According to Daniel Herrmann, chief technical advisor for the Support to Vietnam for the Implementation of the Paris Agreement, Phase II project, The guide will make cycling safer and more comfortable for people and promote cycling as an everyday travel option for people in Vietnam.
"Prioritizing bicycles as a daily mode of transport is an effective and low-cost strategy that can help cities achieve their green growth goals and contribute to the country's net-zero emissions commitment," Daniel Herrmann said.
Children ride bicycles on bike lanes. Photo: Kien Trung/GIZ
Retno Wihanesta, Senior Program Lead for Urban Transport Planning at the World Resources Institute, said the technical guideline for bicycle infrastructure design is an important step towards achieving sustainable urban mobility in the country.
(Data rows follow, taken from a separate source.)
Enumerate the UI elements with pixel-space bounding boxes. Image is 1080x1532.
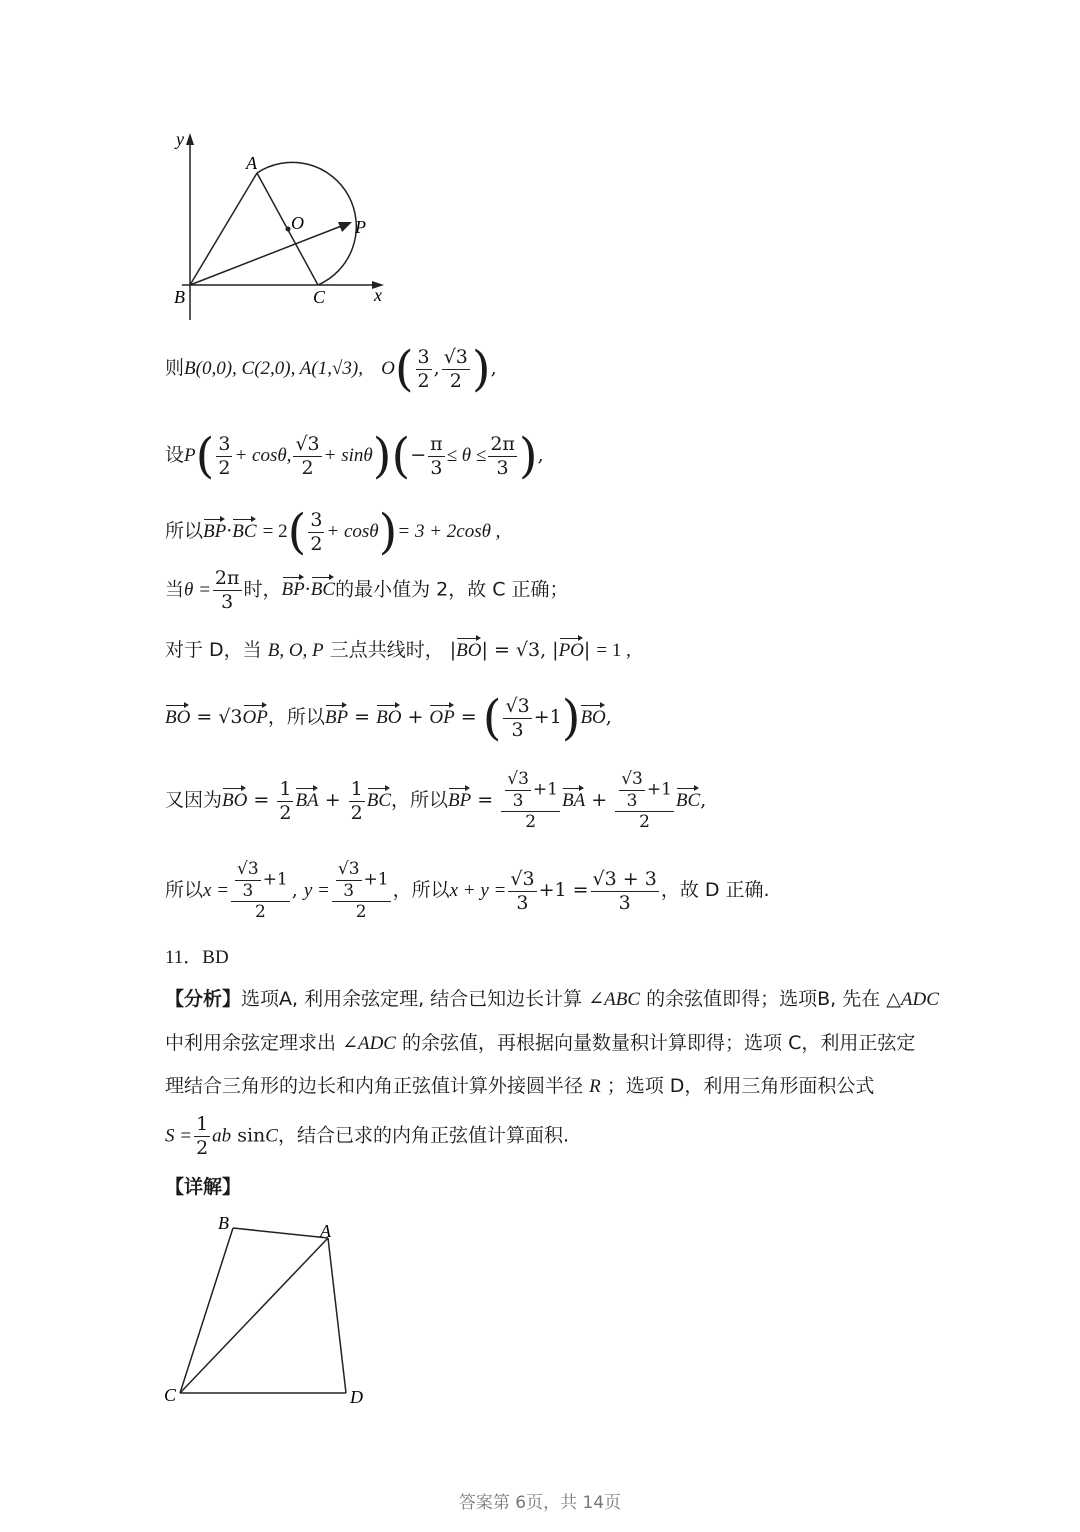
page-footer: 答案第 6页，共 14页	[458, 1493, 622, 1513]
label-C: C	[313, 287, 326, 307]
label-quad-D: D	[350, 1387, 363, 1407]
diagonal-CA	[180, 1238, 328, 1393]
label-x: x	[374, 285, 382, 305]
line-BO-OP: BO = √3OP，所以BP = BO + OP = ( $\frac{√3}{3}$ +1)BO,	[165, 690, 612, 746]
line-coordinates: 则B(0,0), C(2,0), A(1,√3), O( $\frac{3}{2}$ , $\frac{√3}{2}$ ),	[165, 341, 497, 397]
label-O: O	[291, 213, 304, 233]
analysis-line-4: S = $\frac{1}{2}$ ab sinC，结合已求的内角正弦值计算面积.	[165, 1113, 570, 1159]
label-P: P	[355, 217, 366, 237]
line-min-value: 当θ = $\frac{2\pi}{3}$ 时，BP·BC的最小值为 2，故 C 正确；	[165, 567, 569, 613]
label-y: y	[176, 129, 184, 149]
vector-BP-arrow	[338, 222, 352, 232]
analysis-line-2: 中利用余弦定理求出 ∠ADC 的余弦值，再根据向量数量积计算即得；选项 C，利用正弦定	[165, 1032, 916, 1054]
line-BO-decompose: 又因为BO = $\frac{1}{2}$ BA + $\frac{1}{2}$ BC，所以BP = $\frac{√3}{3}$ +1 2 BA + $\frac{√3}{3}$ +1 2 BC,	[165, 769, 707, 833]
line-option-D: 对于 D，当 B, O, P 三点共线时， |BO| = √3, |PO| = 1 ,	[165, 635, 631, 660]
vector-BP	[190, 225, 344, 285]
segment-BA	[190, 173, 257, 285]
detail-heading: 【详解】	[165, 1176, 242, 1198]
label-quad-C: C	[164, 1385, 177, 1405]
segment-AD	[328, 1238, 346, 1393]
line-set-P: 设P( $\frac{3}{2}$ + cosθ, $\frac{√3}{2}$ + sinθ)(− $\frac{\pi}{3}$ ≤ θ ≤ $\frac{2\pi}{3}$ ),	[165, 428, 544, 484]
quadrilateral-figure	[160, 1205, 380, 1415]
segment-CB	[180, 1228, 233, 1393]
line-dot-product: 所以BP·BC = 2( $\frac{3}{2}$ + cosθ)= 3 + 2cosθ ,	[165, 504, 501, 560]
y-axis-arrow	[186, 133, 194, 145]
analysis-line-1: 【分析】选项A, 利用余弦定理, 结合已知边长计算 ∠ABC 的余弦值即得；选项B, 先在 △ADC	[165, 988, 939, 1010]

"We recognize the vital role of cycling as an economical, healthy, and environmentally friendly mobility option. This guideline lays the groundwork for safer, more accessible bicycling, which promotes urban livability. This is an important initiative, and we expect this guideline to inspire more cities in Asia and worldwide to adopt bicycle-friendly infrastructure and promote a healthier and more inclusive urban future," said Wihanesta.
Nguyen Thi An, Vietnam Country Director, HealthBridge, stressed that cycling is good for health and well-being and can also help reduce pollution and emissions as a sustainable transportation method.
"To make cities livable, safe and sustainable, the development of support infrastructure for cycling should become a fundamental part of urban development," An said, adding that the implementation of cycling infrastructure in coordination with other public transport projects will improve the efficiency of the transport system and maximize the impact of the investment.
For his part, Ta Quang Vinh, Director General of the Vietnam Administration of Technical Infrastructure (ATI) under the MoC, stressed that the guideline provides both theoretical and technical solutions to problems related to bicycle facilities, which are in line with the newly issued standard 13592:2022 Urban Roads - Design Requirements in Vietnam.
"We encourage urban planners, urban designers, road engineers, and city managers to use this guideline as a reference in their work," Vinh said.
In addition, the transportation sector is responsible for more than 20% of global emissions, of which road transport is responsible for more than 70%, and urban traffic for about 40% of the sector's total emissions. Conversely, cycling is an accessible, safe, healthy, and environmentally friendly means of transport.
Moreover, the launch is key to Vietnam's efforts to address its rapidly growing urban population, expected to reach 50% of the total population by 2025. Rapid urbanization is putting pressure on the management of urban public services, including a range of issues related to urban transport and the environment. The existing urban road network often poses risks to cyclists and other vulnerable road users, and many smaller streets lack the space and facilities necessary for safe cycling and walking.